The dissent is also mistaken in arguing that intraracial diversity would “turn affirmative action on its head” because it amount to declaring an interest in admitting privileged minorities. Of course, intraracial diversity is about far more than just socioeconomic status. But in any event, Justice Alito’s argument misunderstands both the history and purpose of affirmative action. “When affirmative action programs were first adopted,” Justice Alito declares, “it was for the purpose of helping the disadvantaged.” For this proposition, he cites Justice Powell’s landmark opinion in Regents of the University of California v. Bakke, 438 U.S. 265 (1978), the first decision authorizing affirmative action. Justice Powell would be surprised to see his opinion cited that way, for he wrote:

The Admissions Committee, with only a few places left to fill, might find itself forced to choose between A, the child of a successful black physician in an academic community with promise of superior academic performance, and B, a black who grew up in an inner-city ghetto of semi-literate parents whose academic achievement was lower but who had demonstrated energy and leadership as well as an apparently abiding interest in black power. If a good number of black students much like A but few like B had already been admitted, the Committee might prefer B; and vice versa. If C, a white student with extraordinary artistic talent, were also seeking one of the remaining places, his unique quality might give him an edge over both A and B. Thus, the critical criteria are often individual qualities or experience not dependent upon race but sometimes associated with it.

Bakke, 438 U.S. at 324 (Powell, J.). This excerpt, included in our submission to the Court, makes plain that far from turning affirmative action on its head, the idea of admitting minority students from a variety of backgrounds, including more privileged ones, has been central from the very start.

Furthermore, Justice Alito fails to grasp the point of admitting, for example, black and Latino students of higher socioeconomic status. As we argued in our brief, the presence of these students on campus is a counterpoint to pervasive stereotypes that such individuals are generally poor; the research we cited suggests that counterexamples of this sort help to break down such stereotypes, while the presence of wealthier black and Latino admittees can serve to connect whites with racial minority students who will have their socioeconomic backgrounds in common. Doing so will, in fact, “help[] the disadvantaged,” a point that Justice Alito misses entirely.

Finally, Justice Alito supplied his own data – much of which, as the majority noted, was not in the record, Slip Op. at 14 – to allege that TTP minority students do, in fact, exhibit the desired intraracial diversity. In fact, that data refutes his argument. For example, Justice Alito argues that the parents of TTP minority students are in fact well-educated. To make this claim, he cites UT enrollment data from 2008, the year that the Fisher petitioner applied, to show that higher percentages of black and Latino parents of TTP enrollees had attended high school, college, and/or graduate school than the average Texas adult. Dissent, Slip Op. at 33. But this is very obviously the wrong comparison. The question is not how educated the parents of black and Latino TTP students are relative to the State-wide average; it is how much education these parents have relative to the parents of black and Latino students admitted through UT’s holistic criteria. On this front, according to the same UT source cited by Justice Alito, the data is against him: 59% of black TTP parents gained a bachelor’s degree or higher, compared to 73% of parents of holistic admittees; and 42% of Latino parents of TTP admittees obtained at least a bachelor’s, while 66% of Latino parents of holistic admittees hit this mark. See UT Student Profile, Admitted Freshman Class of 2008, at 8, available at https://www.utexas.edu/vp/irla/Documents/2008%20Admitted%20Freshmen%20Profile%20Revised.pdf.

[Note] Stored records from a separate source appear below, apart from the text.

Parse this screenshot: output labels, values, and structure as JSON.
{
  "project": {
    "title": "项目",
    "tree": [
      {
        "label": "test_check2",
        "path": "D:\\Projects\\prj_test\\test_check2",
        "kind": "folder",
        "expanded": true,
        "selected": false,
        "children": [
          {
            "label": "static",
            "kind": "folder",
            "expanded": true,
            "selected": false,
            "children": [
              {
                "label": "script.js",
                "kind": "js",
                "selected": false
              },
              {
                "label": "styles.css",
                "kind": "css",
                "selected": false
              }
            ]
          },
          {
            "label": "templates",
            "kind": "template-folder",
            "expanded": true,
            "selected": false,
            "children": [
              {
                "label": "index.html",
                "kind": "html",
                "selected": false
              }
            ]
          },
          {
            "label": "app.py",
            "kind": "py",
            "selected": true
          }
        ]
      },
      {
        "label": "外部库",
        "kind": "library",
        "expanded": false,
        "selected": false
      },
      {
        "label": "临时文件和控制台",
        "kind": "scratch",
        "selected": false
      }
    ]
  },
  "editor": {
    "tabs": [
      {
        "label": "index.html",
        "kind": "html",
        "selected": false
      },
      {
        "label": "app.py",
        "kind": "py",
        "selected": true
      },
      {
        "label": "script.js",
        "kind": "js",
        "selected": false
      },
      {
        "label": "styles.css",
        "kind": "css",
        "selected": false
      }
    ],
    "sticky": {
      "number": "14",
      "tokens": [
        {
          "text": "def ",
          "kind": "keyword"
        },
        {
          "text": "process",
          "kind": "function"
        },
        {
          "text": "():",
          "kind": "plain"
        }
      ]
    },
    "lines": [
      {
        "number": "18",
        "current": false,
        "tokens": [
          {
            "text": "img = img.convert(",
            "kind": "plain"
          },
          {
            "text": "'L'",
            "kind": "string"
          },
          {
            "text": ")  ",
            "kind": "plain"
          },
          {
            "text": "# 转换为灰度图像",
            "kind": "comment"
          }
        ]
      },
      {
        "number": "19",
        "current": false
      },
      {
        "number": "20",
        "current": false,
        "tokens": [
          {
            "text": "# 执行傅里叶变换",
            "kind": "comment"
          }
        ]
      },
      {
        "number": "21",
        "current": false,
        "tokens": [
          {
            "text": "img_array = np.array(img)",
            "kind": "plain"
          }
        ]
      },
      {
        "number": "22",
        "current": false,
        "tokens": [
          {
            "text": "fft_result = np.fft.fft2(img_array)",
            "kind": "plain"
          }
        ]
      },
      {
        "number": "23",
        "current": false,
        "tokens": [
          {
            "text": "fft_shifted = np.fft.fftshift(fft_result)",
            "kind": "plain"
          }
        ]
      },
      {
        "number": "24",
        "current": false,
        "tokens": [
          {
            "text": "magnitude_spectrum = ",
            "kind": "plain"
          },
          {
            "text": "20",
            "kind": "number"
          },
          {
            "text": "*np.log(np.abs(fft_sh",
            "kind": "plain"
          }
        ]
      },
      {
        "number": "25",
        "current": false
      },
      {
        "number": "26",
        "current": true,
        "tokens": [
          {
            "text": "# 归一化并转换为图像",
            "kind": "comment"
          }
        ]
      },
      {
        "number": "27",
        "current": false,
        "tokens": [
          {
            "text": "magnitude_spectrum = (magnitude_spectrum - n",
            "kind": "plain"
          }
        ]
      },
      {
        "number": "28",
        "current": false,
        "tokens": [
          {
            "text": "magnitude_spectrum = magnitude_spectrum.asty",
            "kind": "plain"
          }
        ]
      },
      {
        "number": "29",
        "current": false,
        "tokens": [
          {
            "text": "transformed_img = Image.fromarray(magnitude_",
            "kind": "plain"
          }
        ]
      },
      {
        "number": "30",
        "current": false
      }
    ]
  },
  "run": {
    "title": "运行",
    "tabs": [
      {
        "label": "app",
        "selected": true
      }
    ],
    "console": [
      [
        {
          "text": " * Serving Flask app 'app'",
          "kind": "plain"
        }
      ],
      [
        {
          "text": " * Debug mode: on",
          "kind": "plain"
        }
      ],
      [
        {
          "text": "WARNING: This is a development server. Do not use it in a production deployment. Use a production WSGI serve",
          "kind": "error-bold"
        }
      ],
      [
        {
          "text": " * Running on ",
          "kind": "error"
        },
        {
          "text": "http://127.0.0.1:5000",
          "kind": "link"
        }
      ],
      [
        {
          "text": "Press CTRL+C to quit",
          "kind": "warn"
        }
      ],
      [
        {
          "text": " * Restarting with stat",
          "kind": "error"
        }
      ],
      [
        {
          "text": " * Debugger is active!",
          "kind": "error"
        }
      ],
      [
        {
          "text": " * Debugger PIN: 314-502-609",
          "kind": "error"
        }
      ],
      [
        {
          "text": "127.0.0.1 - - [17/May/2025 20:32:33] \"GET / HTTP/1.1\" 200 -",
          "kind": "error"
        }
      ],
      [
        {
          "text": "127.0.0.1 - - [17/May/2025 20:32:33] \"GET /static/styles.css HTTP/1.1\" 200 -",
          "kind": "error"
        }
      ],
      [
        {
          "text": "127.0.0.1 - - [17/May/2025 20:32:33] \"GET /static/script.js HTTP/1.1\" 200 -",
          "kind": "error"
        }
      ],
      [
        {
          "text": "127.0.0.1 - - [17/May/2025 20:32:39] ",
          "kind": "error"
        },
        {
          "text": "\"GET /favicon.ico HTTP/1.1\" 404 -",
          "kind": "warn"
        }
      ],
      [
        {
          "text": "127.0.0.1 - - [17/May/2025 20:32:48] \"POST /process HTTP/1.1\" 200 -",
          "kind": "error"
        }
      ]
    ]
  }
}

Justice Alito’s assertion regarding the wealth of TTP minority parents is similarly misguided. Here again, he compares the 2008 median household income for black and Latino parents of TTP admittees against the Texas average, this time finding them “[roughly] on par.” Dissent, Slip Op. at 33. But here, too, the relevant comparison should be to black and Latino parents of holistic admittees, and here, too, the statistics cut against his assertion: 12% of black parents of TTP admittees had a median household income under $20,000 per year, compared to 6% of black parents of holistic admittees; 25% of black TTP parents earned over $80,000, compared 37% for the holistic set. Similarly, 14% of Latino parents of TTP admittees brought in under $20,000, compared to 8%, and 27% earned over $80,000, while 47% of Latino parents of holistic admittees earned this much. UT Student Profile 2008, at 6.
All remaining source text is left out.